Anahtar teknolojiler şunları içerir:
- Endüstriyel Nesnelerin İnterneti: Endüstriyel IoT'nin faydaları iyi belgelenmiş olsa da, maliyetler tarihsel olarak bazı işletmelerin bu dönüştürücü teknolojiyi lojistik yönetimi, akıllı stok tutma ve geliştirilmiş zemin verimliliği için kullanmasını engelledi. Endüstriyel IoT'ye yapılan yatırım, yalnızca uzun vadede tedarik zinciri esnekliğini artırmakla kalmayacak, aynı zamanda anında depolamayla ilişkili maliyetlerin azaltılmasına da yardımcı olacaktır.
- Gelişmiş Yapay Zeka Lojistik Planlaması: Derin öğrenme ve gelişmiş yöneylem araştırması algoritmalarının birleşimi, uzun vadede taşıma verimliliğinin artmasına ve maliyetlerin düşmesine yol açabilir. Bu alanda son teknoloji gelişiyor ve bu sistemlerin yakın gelecekte sürekli verimlilik iyileştirmeleri sunmasını bekliyorum.

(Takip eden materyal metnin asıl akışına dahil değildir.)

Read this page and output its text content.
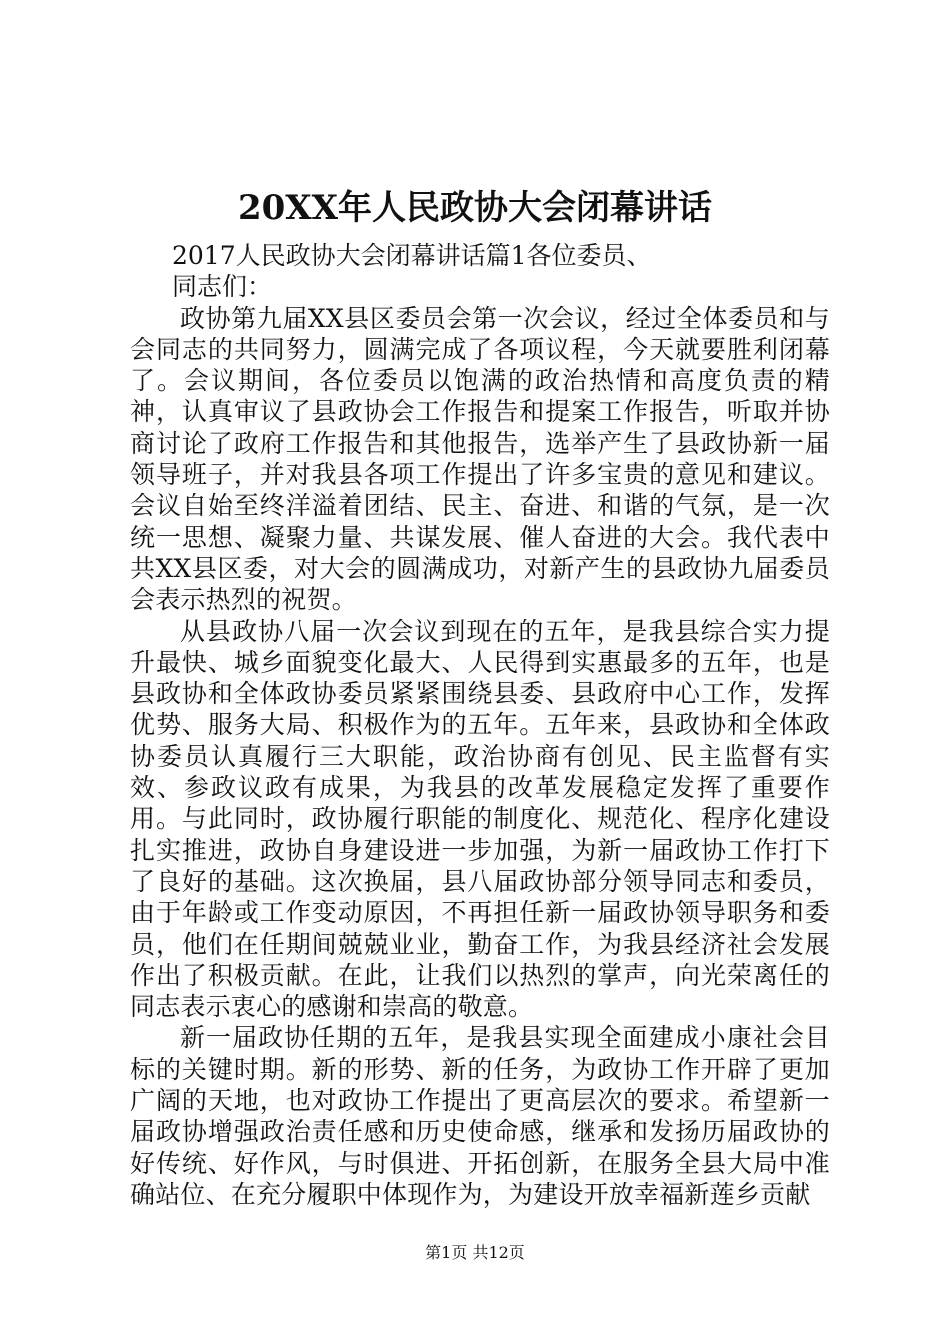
20XX年人民政协大会闭幕讲话

2017人民政协大会闭幕讲话篇1各位委员、

同志们：

政协第九届XX县区委员会第一次会议，经过全体委员和与会同志的共同努力，圆满完成了各项议程，今天就要胜利闭幕了。会议期间，各位委员以饱满的政治热情和高度负责的精神，认真审议了县政协会工作报告和提案工作报告，听取并协商讨论了政府工作报告和其他报告，选举产生了县政协新一届领导班子，并对我县各项工作提出了许多宝贵的意见和建议。会议自始至终洋溢着团结、民主、奋进、和谐的气氛，是一次统一思想、凝聚力量、共谋发展、催人奋进的大会。我代表中共XX县区委，对大会的圆满成功，对新产生的县政协九届委员会表示热烈的祝贺。

从县政协八届一次会议到现在的五年，是我县综合实力提升最快、城乡面貌变化最大、人民得到实惠最多的五年，也是县政协和全体政协委员紧紧围绕县委、县政府中心工作，发挥优势、服务大局、积极作为的五年。五年来，县政协和全体政协委员认真履行三大职能，政治协商有创见、民主监督有实效、参政议政有成果，为我县的改革发展稳定发挥了重要作用。与此同时，政协履行职能的制度化、规范化、程序化建设扎实推进，政协自身建设进一步加强，为新一届政协工作打下了良好的基础。这次换届，县八届政协部分领导同志和委员，由于年龄或工作变动原因，不再担任新一届政协领导职务和委员，他们在任期间兢兢业业，勤奋工作，为我县经济社会发展作出了积极贡献。在此，让我们以热烈的掌声，向光荣离任的同志表示衷心的感谢和崇高的敬意。

新一届政协任期的五年，是我县实现全面建成小康社会目标的关键时期。新的形势、新的任务，为政协工作开辟了更加广阔的天地，也对政协工作提出了更高层次的要求。希望新一届政协增强政治责任感和历史使命感，继承和发扬历届政协的好传统、好作风，与时俱进、开拓创新，在服务全县大局中准确站位、在充分履职中体现作为，为建设开放幸福新莲乡贡献

第1页 共12页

- Hizmet olarak tedarik zinciri: Amazon gibi devler, diğer kuruluşların ağlarını malzeme satın almak ve ürünleri dağıtmak için kullanmalarına giderek daha fazla olanak sağlıyor. Örneğin Walmart, yakın zamanda GoLocal teslimat hizmeti için bir müşteri olarak Home Depot'a kilitlendi. Özellikle küçük işletmeler için, etkin bir dağıtım ağına sahip rakip olmayan bir şirketle ortaklık yapmak, önemli ölçüde maliyet tasarrufu sağlayabilir.

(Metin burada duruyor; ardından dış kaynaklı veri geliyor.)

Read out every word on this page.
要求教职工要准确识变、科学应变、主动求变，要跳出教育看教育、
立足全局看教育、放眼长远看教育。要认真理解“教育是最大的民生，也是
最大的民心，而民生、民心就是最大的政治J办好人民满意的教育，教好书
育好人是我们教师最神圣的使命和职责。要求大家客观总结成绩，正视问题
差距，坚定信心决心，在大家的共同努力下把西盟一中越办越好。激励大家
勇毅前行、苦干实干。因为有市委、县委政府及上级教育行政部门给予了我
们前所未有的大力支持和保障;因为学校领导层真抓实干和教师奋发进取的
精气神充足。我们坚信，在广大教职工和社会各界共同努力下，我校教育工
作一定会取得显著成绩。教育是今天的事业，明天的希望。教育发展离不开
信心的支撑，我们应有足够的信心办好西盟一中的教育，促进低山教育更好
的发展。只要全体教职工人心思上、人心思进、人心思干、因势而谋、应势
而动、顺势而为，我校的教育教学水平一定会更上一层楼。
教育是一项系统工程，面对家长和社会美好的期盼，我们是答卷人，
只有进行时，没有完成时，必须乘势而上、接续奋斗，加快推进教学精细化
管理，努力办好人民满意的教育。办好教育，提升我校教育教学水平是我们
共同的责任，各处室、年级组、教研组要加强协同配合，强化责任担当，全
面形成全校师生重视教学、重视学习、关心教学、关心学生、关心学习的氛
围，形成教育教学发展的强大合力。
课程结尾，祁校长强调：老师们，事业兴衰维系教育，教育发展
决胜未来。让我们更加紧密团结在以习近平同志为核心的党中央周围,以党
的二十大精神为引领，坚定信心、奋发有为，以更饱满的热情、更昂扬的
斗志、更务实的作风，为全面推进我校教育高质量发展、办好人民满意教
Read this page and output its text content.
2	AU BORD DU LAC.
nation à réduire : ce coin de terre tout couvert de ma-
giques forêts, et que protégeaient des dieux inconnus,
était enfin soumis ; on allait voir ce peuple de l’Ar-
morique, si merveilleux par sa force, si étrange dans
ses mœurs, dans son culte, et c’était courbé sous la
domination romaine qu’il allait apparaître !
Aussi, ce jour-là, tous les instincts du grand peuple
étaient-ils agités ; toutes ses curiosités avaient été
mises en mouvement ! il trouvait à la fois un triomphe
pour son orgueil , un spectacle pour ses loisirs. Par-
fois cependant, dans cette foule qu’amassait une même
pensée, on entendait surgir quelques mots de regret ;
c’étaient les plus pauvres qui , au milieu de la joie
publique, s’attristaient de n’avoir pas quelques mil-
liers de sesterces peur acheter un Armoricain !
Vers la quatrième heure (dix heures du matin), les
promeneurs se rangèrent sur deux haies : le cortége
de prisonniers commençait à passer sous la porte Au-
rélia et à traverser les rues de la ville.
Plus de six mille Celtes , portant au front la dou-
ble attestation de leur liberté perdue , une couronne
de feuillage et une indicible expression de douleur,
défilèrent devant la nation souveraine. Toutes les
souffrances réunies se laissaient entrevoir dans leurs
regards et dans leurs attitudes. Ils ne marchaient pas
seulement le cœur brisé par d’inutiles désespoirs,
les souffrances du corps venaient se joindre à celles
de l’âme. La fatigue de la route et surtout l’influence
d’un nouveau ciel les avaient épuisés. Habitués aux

Sonuç: Uzun Vade için Optimize Edin
Yatırımcılar, hissedarlar ve sermaye piyasalarının tümü işletmeleri gelecek yıl veya sonraki beş yıl yerine gelecek çeyreğe odaklanmaya teşvik ederken, öngörü yoluyla kendi kendini sigortalama - bunun sonucunda kısa vadeli karlarda azalma ile birlikte - zor olabilir. Ancak son üç yılın kesinti ve kaybından sonra, kanıtları görmezden gelmek zor: tedarik zinciri sistemleri ve stratejilerinin değişmesi gerekiyor. Belki de gümüş astar, paydaşları bu tür düşünceleri ciddiye almanın faydaları konusunda ikna etmenin daha kolay olacağıdır.
Mevcut kriz, önemli tedarik zinciri dersleri ve eski iş yöntemlerini, sistemlerini ve ilişkilerini yenilemek için yeni girişimler için bir şans sunuyor. Krize yalnızca en küçük değişiklikleri yaparak yanıt vermeyi seçen şirketler, bu dönemden daha güçlü, daha rekabetçi ve nihayetinde daha dirençli bir kuruluşla çıkma fırsatını boşa harcıyorlar.